On local roads it seems to be fine, and when I let go of the steering wheel, it does not pull. Am I being paranoid? Should I consider this a real problem, or is this type of steering wheel behavior normal on these highways?
Thanks again,
Johnny
Can this be improved? It usually can by adjusting the camber and/or toe-in. You'll have to get a mechanic's advice on adjusting these on your car. Maybe Auburn can help.
Yes - use Honda pads. I too have hear horror stories about aftermarket pads.
Problems seem to be only on the 'current' generation of cars, which I think would be the 1998 thru 2002 ones.
The rear disk brakes seem especially prone to wear out quickly. There have been comments that Honda personnel have admitted the thickness of the rear brakes especially have been reduced.
Honda seems to have gone too far in reducing the brakes thickness.

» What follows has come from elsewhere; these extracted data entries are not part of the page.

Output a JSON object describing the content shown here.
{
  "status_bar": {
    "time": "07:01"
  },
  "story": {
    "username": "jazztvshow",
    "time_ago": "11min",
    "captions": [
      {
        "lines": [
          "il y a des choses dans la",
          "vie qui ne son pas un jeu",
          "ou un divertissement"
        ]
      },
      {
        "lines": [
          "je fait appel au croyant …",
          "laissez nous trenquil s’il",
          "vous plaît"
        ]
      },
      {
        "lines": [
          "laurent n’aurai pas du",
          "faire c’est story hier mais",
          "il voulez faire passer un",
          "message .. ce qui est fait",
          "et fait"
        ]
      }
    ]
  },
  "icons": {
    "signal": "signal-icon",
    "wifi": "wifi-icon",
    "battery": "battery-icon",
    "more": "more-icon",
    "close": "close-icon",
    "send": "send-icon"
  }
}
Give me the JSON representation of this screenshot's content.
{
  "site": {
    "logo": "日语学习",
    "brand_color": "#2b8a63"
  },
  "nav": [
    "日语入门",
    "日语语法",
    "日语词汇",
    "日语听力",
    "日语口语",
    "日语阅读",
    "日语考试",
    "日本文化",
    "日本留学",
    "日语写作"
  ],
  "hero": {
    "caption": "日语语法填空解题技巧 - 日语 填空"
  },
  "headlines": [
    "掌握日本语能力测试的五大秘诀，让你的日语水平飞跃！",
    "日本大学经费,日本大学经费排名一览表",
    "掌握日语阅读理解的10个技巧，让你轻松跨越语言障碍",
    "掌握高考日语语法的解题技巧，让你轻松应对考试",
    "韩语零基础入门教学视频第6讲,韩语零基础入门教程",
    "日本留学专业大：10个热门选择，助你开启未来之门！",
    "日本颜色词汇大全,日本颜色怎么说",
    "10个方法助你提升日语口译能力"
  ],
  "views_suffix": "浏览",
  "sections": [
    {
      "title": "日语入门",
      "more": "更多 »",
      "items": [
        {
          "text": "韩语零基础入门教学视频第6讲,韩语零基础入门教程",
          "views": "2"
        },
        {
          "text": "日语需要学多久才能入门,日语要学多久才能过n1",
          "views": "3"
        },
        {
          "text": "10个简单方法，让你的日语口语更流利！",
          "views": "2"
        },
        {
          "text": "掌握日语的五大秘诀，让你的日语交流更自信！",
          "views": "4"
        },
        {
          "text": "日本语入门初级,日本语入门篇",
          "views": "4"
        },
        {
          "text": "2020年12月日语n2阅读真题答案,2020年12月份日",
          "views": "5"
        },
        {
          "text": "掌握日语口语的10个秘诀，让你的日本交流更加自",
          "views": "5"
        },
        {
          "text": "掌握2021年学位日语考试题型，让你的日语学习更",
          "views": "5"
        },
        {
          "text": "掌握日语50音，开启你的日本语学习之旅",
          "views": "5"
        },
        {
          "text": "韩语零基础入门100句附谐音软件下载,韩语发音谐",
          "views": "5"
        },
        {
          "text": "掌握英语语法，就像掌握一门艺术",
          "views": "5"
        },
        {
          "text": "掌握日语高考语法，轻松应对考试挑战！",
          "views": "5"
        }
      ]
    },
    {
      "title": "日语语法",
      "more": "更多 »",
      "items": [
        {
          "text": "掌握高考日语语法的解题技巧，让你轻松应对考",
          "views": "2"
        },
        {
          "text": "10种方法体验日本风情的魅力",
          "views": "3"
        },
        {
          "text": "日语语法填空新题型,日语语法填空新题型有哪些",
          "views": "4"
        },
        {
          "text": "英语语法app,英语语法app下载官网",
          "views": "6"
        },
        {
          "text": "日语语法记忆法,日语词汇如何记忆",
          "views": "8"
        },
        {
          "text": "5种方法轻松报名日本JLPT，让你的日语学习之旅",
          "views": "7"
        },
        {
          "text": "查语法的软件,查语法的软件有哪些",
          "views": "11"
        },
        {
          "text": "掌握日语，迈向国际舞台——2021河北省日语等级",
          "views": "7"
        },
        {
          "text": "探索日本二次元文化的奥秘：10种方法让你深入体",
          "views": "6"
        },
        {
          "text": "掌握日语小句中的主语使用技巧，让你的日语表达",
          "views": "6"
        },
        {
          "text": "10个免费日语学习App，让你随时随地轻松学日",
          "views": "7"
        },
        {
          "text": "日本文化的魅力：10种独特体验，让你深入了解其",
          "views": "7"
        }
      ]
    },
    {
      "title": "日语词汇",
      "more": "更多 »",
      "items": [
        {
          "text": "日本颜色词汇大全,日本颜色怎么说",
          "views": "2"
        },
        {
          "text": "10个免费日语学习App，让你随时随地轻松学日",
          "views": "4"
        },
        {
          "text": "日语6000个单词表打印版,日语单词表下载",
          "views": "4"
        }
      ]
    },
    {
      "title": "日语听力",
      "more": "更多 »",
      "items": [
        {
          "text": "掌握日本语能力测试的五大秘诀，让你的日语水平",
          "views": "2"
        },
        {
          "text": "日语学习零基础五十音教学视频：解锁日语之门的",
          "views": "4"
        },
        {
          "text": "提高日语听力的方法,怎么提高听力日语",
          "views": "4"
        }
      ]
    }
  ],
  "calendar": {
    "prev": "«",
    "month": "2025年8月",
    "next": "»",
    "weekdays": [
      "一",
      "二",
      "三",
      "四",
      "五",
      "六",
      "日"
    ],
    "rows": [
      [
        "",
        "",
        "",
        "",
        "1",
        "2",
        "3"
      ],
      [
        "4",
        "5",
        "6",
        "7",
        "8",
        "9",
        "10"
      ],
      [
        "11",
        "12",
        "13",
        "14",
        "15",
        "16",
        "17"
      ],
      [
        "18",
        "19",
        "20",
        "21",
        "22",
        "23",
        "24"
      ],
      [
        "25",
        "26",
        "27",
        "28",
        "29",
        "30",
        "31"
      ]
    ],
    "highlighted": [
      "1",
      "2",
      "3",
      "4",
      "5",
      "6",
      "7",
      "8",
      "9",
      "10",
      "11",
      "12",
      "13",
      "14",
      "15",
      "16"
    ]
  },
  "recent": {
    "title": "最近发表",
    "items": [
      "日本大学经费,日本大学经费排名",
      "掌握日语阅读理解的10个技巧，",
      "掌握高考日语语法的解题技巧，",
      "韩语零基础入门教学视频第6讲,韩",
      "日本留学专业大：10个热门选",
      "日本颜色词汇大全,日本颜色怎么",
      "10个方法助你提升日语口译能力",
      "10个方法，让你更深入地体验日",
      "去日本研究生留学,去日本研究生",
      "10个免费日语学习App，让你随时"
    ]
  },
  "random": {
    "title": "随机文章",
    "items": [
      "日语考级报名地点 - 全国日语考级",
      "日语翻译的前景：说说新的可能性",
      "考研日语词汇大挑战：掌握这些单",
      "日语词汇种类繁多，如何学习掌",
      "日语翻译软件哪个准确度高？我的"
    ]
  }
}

And, of course, when pads are needed, people seem to be getting the pitch that the rotors have to be turned during the brake job.
And, there have also been complaints about warping brake rotors.
Seems like Honda has really reduced the quality of the brakes too far. But, of course, this is something that leads to a lot of income for their repair service.
And, I've also been reading in several other car model areas, the short life of braking systems seem to becoming prevelent across many car brands.
I also have a 99 CRV that had to have front pads after 52K miles and 2.5 years, not bad huh?
I traded the 99 Odyssey in for a 2001 Accord LX 4 cyl. in May 2001, no repairs whatsoever in the first 6K miles and 8 mths.